Pendidikan multikultural ini berfokus pada pendekatan yang mengakui dan menghargai keberagaman budaya yang ada dalam masyarakat.
Oleh Valensius Ngardi, Mahasiswa Pascasarjana Studi Antar Iman UIN Sunan Kalijaga Yogyakarta
Dalam rangka kegiatan In House Traning (IHT) tahun ajaran semester genap (2024/2025) para pendidik SMA Santo Paulus Pontianak mengundang penulis untuk berbagi tema keberagaman di tingkat pendidikan menengah, Selasa (7/1/2025). Para pendidik dan tenaga kependidikan (PTKP) dengan penuh antusias mengikuti materi ini dengan pendekatan diskusi bersama/sharing praksis dalam relasi keseharian dengan agama berbeda di lingkungan sekolah tersebut. Peserta yang hadir kurang lebih 60 guru merupakan para pendidik yang mengajar di SMA Santo Paulus di bawah naungan Yayasan Pendidikan Sekolah Bruder (YPSB) Kota Pontianak.
Penulis merasa bahwa saatnya para pendidik untuk menambah nutrisi nilai keberagaman saat ini, yang walaupun mereka merasa topik-topik yang bercitarasa sama sudah dimasukkan dalam pendidikan karakter, PKN, Sosiologi, Agama, BK dan lain sebagainya. Selain itu, berbagai kajian teori dari para ahli lainnya dapat memperluas wawasan para pahlawan pendidikan, mendorong mereka untuk terus berjuang di tengah persaingan membangun karakter guru yang berwawasan keberagaman di Indonesia.
Merawat Keberagaman
Menurut penulis, keberagaman budaya dan agama di Indonesia, termasuk di lingkungan sekolah, memberikan tantangan dan peluang untuk menumbuhkan inklusivitas dan toleransi. Topik ini sangat menarik untuk mengidentifikasi cara-cara yang dapat dilakukan untuk menumbuhkan inklusivitas dan toleransi di SMA Santo Paulus Kota Pontianak dalam menghadapi keberagaman yang ada. Melalui program-program seperti kegiatan keagamaan bersama, diskusi tentang nilai-nilai keberagaman, dan pengembangan sikap saling menghargai, sekolah dapat menciptakan lingkungan yang inklusif.

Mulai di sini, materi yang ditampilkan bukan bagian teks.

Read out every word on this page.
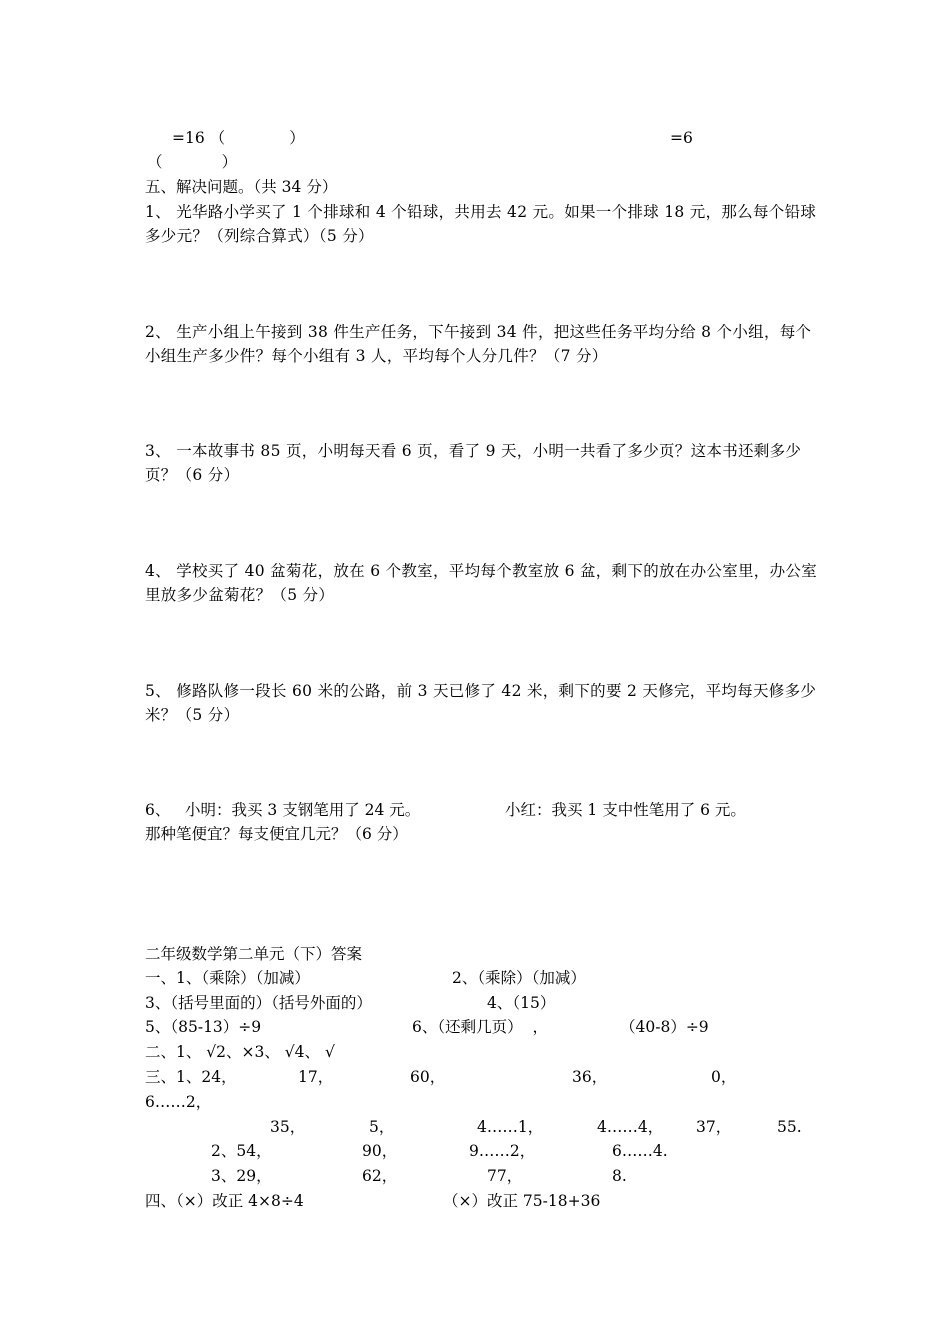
=16 （             ）	=6
（            ）
五、解决问题。（共 34 分）
1、 光华路小学买了 1 个排球和 4 个铅球，共用去 42 元。如果一个排球 18 元，那么每个铅球多少元？（列综合算式）（5 分）
2、 生产小组上午接到 38 件生产任务，下午接到 34 件，把这些任务平均分给 8 个小组，每个小组生产多少件？每个小组有 3 人，平均每个人分几件？（7 分）
3、 一本故事书 85 页，小明每天看 6 页，看了 9 天，小明一共看了多少页？这本书还剩多少页？（6 分）
4、 学校买了 40 盆菊花，放在 6 个教室，平均每个教室放 6 盆，剩下的放在办公室里，办公室里放多少盆菊花？（5 分）
5、 修路队修一段长 60 米的公路，前 3 天已修了 42 米，剩下的要 2 天修完，平均每天修多少米？（5 分）
6、 小明：我买 3 支钢笔用了 24 元。	小红：我买 1 支中性笔用了 6 元。
那种笔便宜？每支便宜几元？（6 分）
二年级数学第二单元（下）答案
一、1、（乘除）（加减）	2、（乘除）（加减）
3、（括号里面的）（括号外面的）	4、（15）
5、（85-13）÷9	6、（还剩几页）  ，	（40-8）÷9
二、1、 √2、×3、 √4、 √
三、1、24，	17，	60，	36，	0，
6……2，
35，	5，	4……1，	4……4， 37，	55.
2、54，	90，	9……2，	6……4.
3、29，	62，	77，	8.
四、（×）改正 4×8÷4	（×）改正 75-18+36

Selain itu, peran pendidik dan siswa dalam membangun komunikasi yang terbuka dan menghormati perbedaan juga sangat penting dalam mewujudkan toleransi. Beragama kegiatan baik bersifat pluralitas maupun multikultural memberikan kontribusi pada pemahaman pentingnya membangun budaya inklusif yang dapat memfasilitasi pembentukan sikap toleransi di kalangan siswa di sekolah-sekolah multikultural.
“Saya tidak pernah gelisah masuk di sekolah ini, sebab sejak kecil saya sudah mengenyam pendidikan bernuansa Katolik hingga di tingkat Perguruan Tinggi (PT). Namun justru di luar sana, merasa heran mengapa saya bisa berkerja di lingkungan Katolik, pada hal saya Muslim,’’ kata salah satu guru bahasa Inggris saat mengungkapkan pandangan tentang keberagaman di sekolah tersebut dengan penuh semangat. Mom Ika sapaan dari para muridnya. Dia kaget ketika mengikuti acara pengajian di lingkungan dengan bahasa satire dari guru pengajian menjadi daya bagi dia untuk menyuarakan bahwa di sekolah Katolik tidak pernah mengajarkan intolerasi satu dengan yang lain.
Suara pendidik tersebut membuka wawasan bagi kita bahwa, Indonesia yang dikenal sebagai negara yang kaya akan keberagaman budaya, suku, agama, dan bahasa, justru kurang disyukuri sebagai hadiah terindah dari Sang Pencipta. Bagi dia keberagaman ini tidak hanya tercermin dalam kehidupan masyarakat, tetapi juga di lingkungan sekolah.
Sekolah, sebagai tempat pendidikan dan pembentukan karakter, memegang peran penting dalam menumbuhkan sikap inklusif dan toleransi di kalangan siswa. SMA Santo Paulus Kota Pontianak, sebagai salah satu lembaga pendidikan di wilayah yang memiliki beragam latar belakang budaya dan agama, menghadapi tantangan sekaligus peluang untuk memfasilitasi terciptanya lingkungan yang harmonis dan saling menghargai antar siswa dengan latar belakang yang berbeda.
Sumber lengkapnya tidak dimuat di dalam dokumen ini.